Santa Casa de São Paulo - ISCMSP/FCMSCSP (SP) — Prova 2020

Enunciado

Um paciente de 54 anos de idade, com antecedente de miocardiopatia isquêmica e fração de ejeção do ventrículo esquerdo de 35%, deu entrada no serviço de emergência devido à queda do estado geral e à dispneia progressiva. Ao exame físico, encontrava-se em mau estado geral, sonolento, com pressão arterial de 85 x 50 mmHg, frequência cardíaca de 124 bpm, frequência respiratória de 26 ipm, saturação de oxigênio de 88% em ar ambiente, tempo de enchimento capilar de 4 s e refluxo hepatojugular presente. Há estertores nos 2/3 inferiores de ambos os pulmões e presença de galope de terceira bulha na ausculta cardíaca. Com base nessa situação hipotética, assinale a alternativa correta.

Alternativas

  1. A) Trata-se de provável choque cardiogênico, com perfil clínico-hemodinâmico B.
  2. B) Trata-se de provável choque cardiogênico, com perfil clínico-hemodinâmico L.
  3. C) Trata-se de provável choque obstrutivo, com classificação de Forrester II.
  4. D) Trata-se de provável choque cardiogênico, com perfil clínico-hemodinâmico C.
  5. E) Trata-se de provável choque obstrutivo, com classificação de Forrester III.

Pérola Clínica

Choque cardiogênico perfil C = Congestão + Hipoperfusão. PA ↓, FC ↑, estertores, refluxo hepatojugular, TPC ↑.

Resumo-Chave

O paciente apresenta sinais claros de hipoperfusão (PA baixa, sonolência, TPC prolongado) e congestão (dispneia, estertores, refluxo hepatojugular, galope de S3), caracterizando o perfil hemodinâmico C do choque cardiogênico, que reflete um coração 'frio e úmido'.

Contexto Educacional

O choque cardiogênico é uma síndrome de hipoperfusão tecidual causada por disfunção cardíaca primária, resultando em débito cardíaco inadequado para as necessidades metabólicas. É uma emergência médica com alta mortalidade, frequentemente associada a infarto agudo do miocárdio ou, como no caso, descompensação de miocardiopatia isquêmica pré-existente. A classificação hemodinâmica de Forrester ou a mais simples classificação clínica de Stevenson (perfis A, B, L, C) auxiliam no manejo. O perfil C (frio e úmido) indica hipoperfusão (frio) e congestão (úmido), manifestando-se com hipotensão, taquicardia, tempo de enchimento capilar prolongado, sonolência, dispneia, estertores pulmonares e refluxo hepatojugular. A fração de ejeção reduzida é um fator de risco importante. O tratamento visa restaurar a perfusão tecidual e otimizar a função cardíaca. Isso pode incluir oxigenoterapia, diuréticos para reduzir a congestão (com cautela para não piorar a hipoperfusão), inotrópicos (ex: dobutamina) para aumentar a contratilidade e, se necessário, vasopressores (ex: noradrenalina) para manter a pressão arterial. Em casos refratários, suporte circulatório mecânico pode ser considerado.

Perguntas Frequentes

Quais são os critérios para o perfil hemodinâmico C no choque cardiogênico?

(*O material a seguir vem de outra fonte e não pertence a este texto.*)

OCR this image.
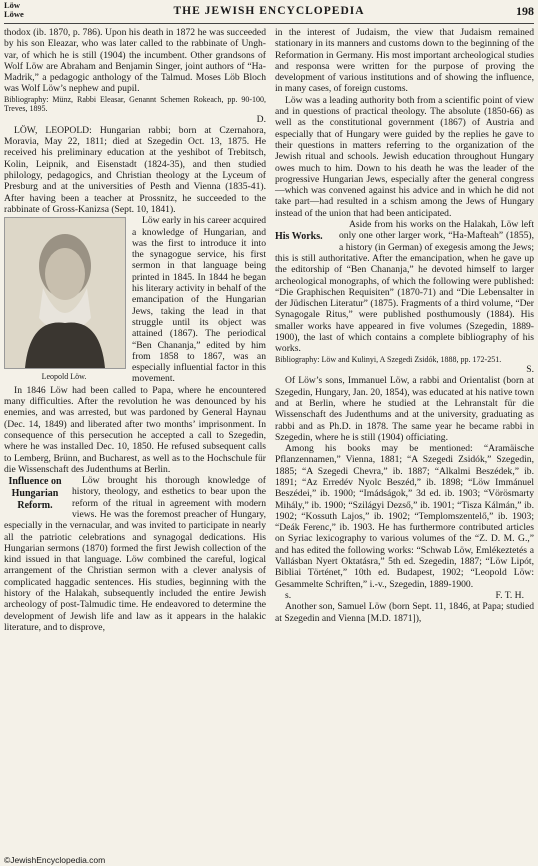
Löw
Löwe	THE JEWISH ENCYCLOPEDIA	198

thodox (ib. 1870, p. 786). Upon his death in 1872 he was succeeded by his son Eleazar, who was later called to the rabbinate of Unghvar, of which he is still (1904) the incumbent. Other grandsons of Wolf Löw are Abraham and Benjamin Singer, joint authors of “Ha-Madrik,” a pedagogic anthology of the Talmud. Moses Löb Bloch was Wolf Löw’s nephew and pupil.

Bibliography: Münz, Rabbi Eleasar, Genannt Schemen Rokeach, pp. 90-100, Treves, 1895.

D.

LÖW, LEOPOLD: Hungarian rabbi; born at Czernahora, Moravia, May 22, 1811; died at Szegedin Oct. 13, 1875. He received his preliminary education at the yeshibot of Trebitsch, Kolin, Leipnik, and Eisenstadt (1824-35), and then studied philology, pedagogics, and Christian theology at the Lyceum of Presburg and at the universities of Pesth and Vienna (1835-41). After having been a teacher at Prossnitz, he succeeded to the rabbinate of Gross-Kanizsa (Sept. 10, 1841).

Leopold Löw.

Löw early in his career acquired a knowledge of Hungarian, and was the first to introduce it into the synagogue service, his first sermon in that language being printed in 1845. In 1844 he began his literary activity in behalf of the emancipation of the Hungarian Jews, taking the lead in that struggle until its object was attained (1867). The periodical “Ben Chananja,” edited by him from 1858 to 1867, was an especially influential factor in this movement.

In 1846 Löw had been called to Papa, where he encountered many difficulties. After the revolution he was denounced by his enemies, and was arrested, but was pardoned by General Haynau (Dec. 14, 1849) and liberated after two months’ imprisonment. In consequence of this persecution he accepted a call to Szegedin, where he was installed Dec. 10, 1850. He refused subsequent calls to Lemberg, Brünn, and Bucharest, as well as to the Hochschule für die Wissenschaft des Judenthums at Berlin.

Influence on Hungarian Reform.

Löw brought his thorough knowledge of history, theology, and esthetics to bear upon the reform of the ritual in agreement with modern views. He was the foremost preacher of Hungary, especially in the vernacular, and was invited to participate in nearly all the patriotic celebrations and synagogal dedications. His Hungarian sermons (1870) formed the first Jewish collection of the kind issued in that language. Löw combined the careful, logical arrangement of the Christian sermon with a clever analysis of complicated haggadic sentences. His studies, beginning with the history of the Halakah, subsequently included the entire Jewish archeology of post-Talmudic time. He endeavored to determine the development of Jewish life and law as it appears in the halakic literature, and to disprove,

in the interest of Judaism, the view that Judaism remained stationary in its manners and customs down to the beginning of the Reformation in Germany. His most important archeological studies and responsa were written for the purpose of proving the development of various institutions and of showing the influence, in many cases, of foreign customs.

Löw was a leading authority both from a scientific point of view and in questions of practical theology. The absolute (1850-66) as well as the constitutional government (1867) of Austria and especially that of Hungary were guided by the replies he gave to their questions in matters referring to the organization of the Jewish ritual and schools. Jewish education throughout Hungary owes much to him. Down to his death he was the leader of the progressive Hungarian Jews, especially after the general congress—which was convened against his advice and in which he did not take part—had resulted in a schism among the Jews of Hungary instead of the union that had been anticipated.

His Works.

Aside from his works on the Halakah, Löw left only one other larger work, “Ha-Mafteah” (1855), a history (in German) of exegesis among the Jews; this is still authoritative. After the emancipation, when he gave up the editorship of “Ben Chananja,” he devoted himself to larger archeological monographs, of which the following were published: “Die Graphischen Requisiten” (1870-71) and “Die Lebensalter in der Jüdischen Literatur” (1875). Fragments of a third volume, “Der Synagogale Ritus,” were published posthumously (1884). His smaller works have appeared in five volumes (Szegedin, 1889-1900), the last of which contains a complete bibliography of his works.

Bibliography: Löw and Kulinyi, A Szegedi Zsidók, 1888, pp. 172-251.

S.

Of Löw’s sons, Immanuel Löw, a rabbi and Orientalist (born at Szegedin, Hungary, Jan. 20, 1854), was educated at his native town and at Berlin, where he studied at the Lehranstalt für die Wissenschaft des Judenthums and at the university, graduating as rabbi and as Ph.D. in 1878. The same year he became rabbi in Szegedin, where he is still (1904) officiating.

Among his books may be mentioned: “Aramäische Pflanzennamen,” Vienna, 1881; “A Szegedi Zsidók,” Szegedin, 1885; “A Szegedi Chevra,” ib. 1887; “Alkalmi Beszédek,” ib. 1891; “Az Erredév Nyolc Beszéd,” ib. 1898; “Löw Immánuel Beszédei,” ib. 1900; “Imádságok,” 3d ed. ib. 1903; “Vörösmarty Mihály,” ib. 1900; “Szilágyi Dezső,” ib. 1901; “Tisza Kálmán,” ib. 1902; “Kossuth Lajos,” ib. 1902; “Templomszentelő,” ib. 1903; “Deák Ferenc,” ib. 1903. He has furthermore contributed articles on Syriac lexicography to various volumes of the “Z. D. M. G.,” and has edited the following works: “Schwab Löw, Emlékeztetés a Vallásban Nyert Oktatásra,” 5th ed. Szegedin, 1887; “Löw Lipót, Bibliai Történet,” 10th ed. Budapest, 1902; “Leopold Löw: Gesammelte Schriften,” i.-v., Szegedin, 1889-1900.

s.	F. T. H.

Another son, Samuel Löw (born Sept. 11, 1846, at Papa; studied at Szegedin and Vienna [M.D. 1871]),

©JewishEncyclopedia.com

O perfil C (frio e úmido) é caracterizado por sinais de hipoperfusão periférica (ex: hipotensão, extremidades frias, tempo de enchimento capilar prolongado) e sinais de congestão pulmonar e sistêmica (ex: dispneia, estertores, refluxo hepatojugular).

Qual a fisiopatologia do choque cardiogênico com perfil C?

Resulta de uma falha grave na função de bomba do coração, levando a baixo débito cardíaco (hipoperfusão) e aumento das pressões de enchimento (congestão), com alta mortalidade.

Qual a conduta inicial para um paciente com choque cardiogênico perfil C?

O manejo inicial envolve otimização da pré-carga (com cautela), uso de inotrópicos e/ou vasopressores, e consideração de suporte circulatório mecânico, visando melhorar a perfusão e reduzir a congestão.